La loi de l’habitude est terrible pour endormir les consciences. Voici quatre étapes pour armer son intelligence contre l’anesthésie de la volonté.Connaissez-vous la métaphore de la grenouille ? C’est celle du gars bien décidé à s’offrir un plat de grenouilles pour son déjeuner. Attraper des grenouilles et les garder dans un seau ne lui fut pas trop difficile, mais quand il fallut plonger ses grenouilles dans une casserole fumante, ce fut une autre histoire ! Les malheureuses fuyaient de tout côté, bien décidées à ne pas se laisser ébouillanter sans rien faire… Changement de tactique : notre petit malin laissa tranquillement ses petites bêtes dans l’eau de leur mare, et se contenta de transvaser le tout dans sa casserole. Vous imaginez la suite. Il alluma le feu au plus doux, et attendit. Le changement insensible de température échappa aux grenouilles, progressivement engourdies par la tiédeur, assommées par la chaleur, et décimées sans mot dire par les premiers bouillons… Elles furent mangées jusqu’à la dernière.
Les âmes habituées
Voilà où nous en sommes. Voilà exactement comment fonctionne notre conscience morale. Nous avons une tendance profonde à l’adaptation. Jusqu’au jour où ce qui aurait dû nous faire fuir, réagir, susciter l’indignation, et le passage à l’action ne rencontre plus que de l’indifférence. Les exemples sont nombreux aussi bien d’un point de vue individuel que collectif, aussi bien d’un point de vue moral que politique : c’est ainsi qu’on accepte qu’un climat de violence s’installe insidieusement dans un couple jusqu’à ce qu’il se résigne à trouver cela « normal », mais c’est de la même manière que l’on enregistre année après année les modifications législatives qui restreignent le droit à la vie, qui redéfinissent le mariage, ou déconstruisent les filiations, sans que plus rien ne viennent faire réagir les « âmes habituées », comme aurait dit Péguy. Qui ne nous dit pas que dans quelques générations nos descendants ne liront pas leurs livres d’histoire avec incrédulité : mais comment ont-ils pu laisser faire cela ? n’y a-t-il eu dans leur casserole aucune grenouille capable dire « Ohé ! les filles, vous sentez comme ça chauffe ? ».

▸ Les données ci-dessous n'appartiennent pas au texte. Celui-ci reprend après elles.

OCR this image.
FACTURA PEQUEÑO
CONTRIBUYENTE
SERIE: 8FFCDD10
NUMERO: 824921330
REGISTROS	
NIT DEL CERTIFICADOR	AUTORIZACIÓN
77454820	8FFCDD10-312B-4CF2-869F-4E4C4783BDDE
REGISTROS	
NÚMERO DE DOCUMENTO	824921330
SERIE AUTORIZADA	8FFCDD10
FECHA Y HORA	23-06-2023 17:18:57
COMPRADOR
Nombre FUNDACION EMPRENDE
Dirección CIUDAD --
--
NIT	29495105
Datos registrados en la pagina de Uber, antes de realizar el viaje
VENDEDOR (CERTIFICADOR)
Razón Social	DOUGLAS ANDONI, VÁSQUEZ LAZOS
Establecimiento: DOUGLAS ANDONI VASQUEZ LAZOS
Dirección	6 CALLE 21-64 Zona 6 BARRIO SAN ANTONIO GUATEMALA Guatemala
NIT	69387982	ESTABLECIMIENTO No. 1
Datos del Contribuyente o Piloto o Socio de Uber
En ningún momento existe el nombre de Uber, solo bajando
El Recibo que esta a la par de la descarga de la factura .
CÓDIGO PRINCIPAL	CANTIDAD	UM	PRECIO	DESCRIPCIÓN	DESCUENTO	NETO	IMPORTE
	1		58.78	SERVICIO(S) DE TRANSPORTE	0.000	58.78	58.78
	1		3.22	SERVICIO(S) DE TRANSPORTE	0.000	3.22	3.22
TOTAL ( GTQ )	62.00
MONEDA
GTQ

Comment éviter l’engourdissement de la conscience morale ? Comment éviter que se brouillent en nous les frontières entre le bien et le mal, l’acceptable et l’inacceptable ?
Quatre étapes pour armer sa vigilance
Alors comment éviter l’engourdissement de la conscience morale ? Comment éviter que se brouillent en nous les frontières entre le bien et le mal, l’acceptable et l’inacceptable ? Comment fortifier nos engagements ? En sachant d’une part que le simple fait d’« avoir des principes » (ce qu’on ne saurait pourtant décommander !) ne nourrit pas la conscience. Comment aiguisons-nous la perception de ce qui est bien ou mal, au sein de nos décisions ? cette connaissance se construit en quatre étapes.
Premièrement de manière instinctive, en revenant à la source même de nos actions : c’est « l’étincelle de l’âme » dont parle saint Jérôme, qui éclaire et accompagne nos décisions, qui est présente et active en chaque homme quel que soit son degré de culture, et qui intuitivement nous rend capable de saisir le bien. Deuxièmement, en nous rendant capable de retour sur nous-même, ce regard lucide que nous portons sur soi au moment où nous agissons. Troisièmement : en engageant une réflexion volontaire sur nos décisions, et sur nos actions. C’est le moment où nous posons des questions, et où nous pouvons répondre à celles qui nous sont posées : pourquoi, comment, quelles conséquences. Et enfin, une dernière forme de connaissance éclaire notre route et nous permet rétroactivement d’insuffler du dynamisme à nos choix de vie : c’est le travail de l’intelligence, la formation morale, l’enseignement que prodigue la théologie morale.
Ainsi dès lors que nous fortifions en nous ces quatre mouvements : confiance dans l’intuition, présence à soi-même, temps de la réflexion, effort de formation, nous sommes armés contre l’anesthésie. Transmettons ces armes à nos jeunes, qu’ils ne vivent pas d’eau tiède.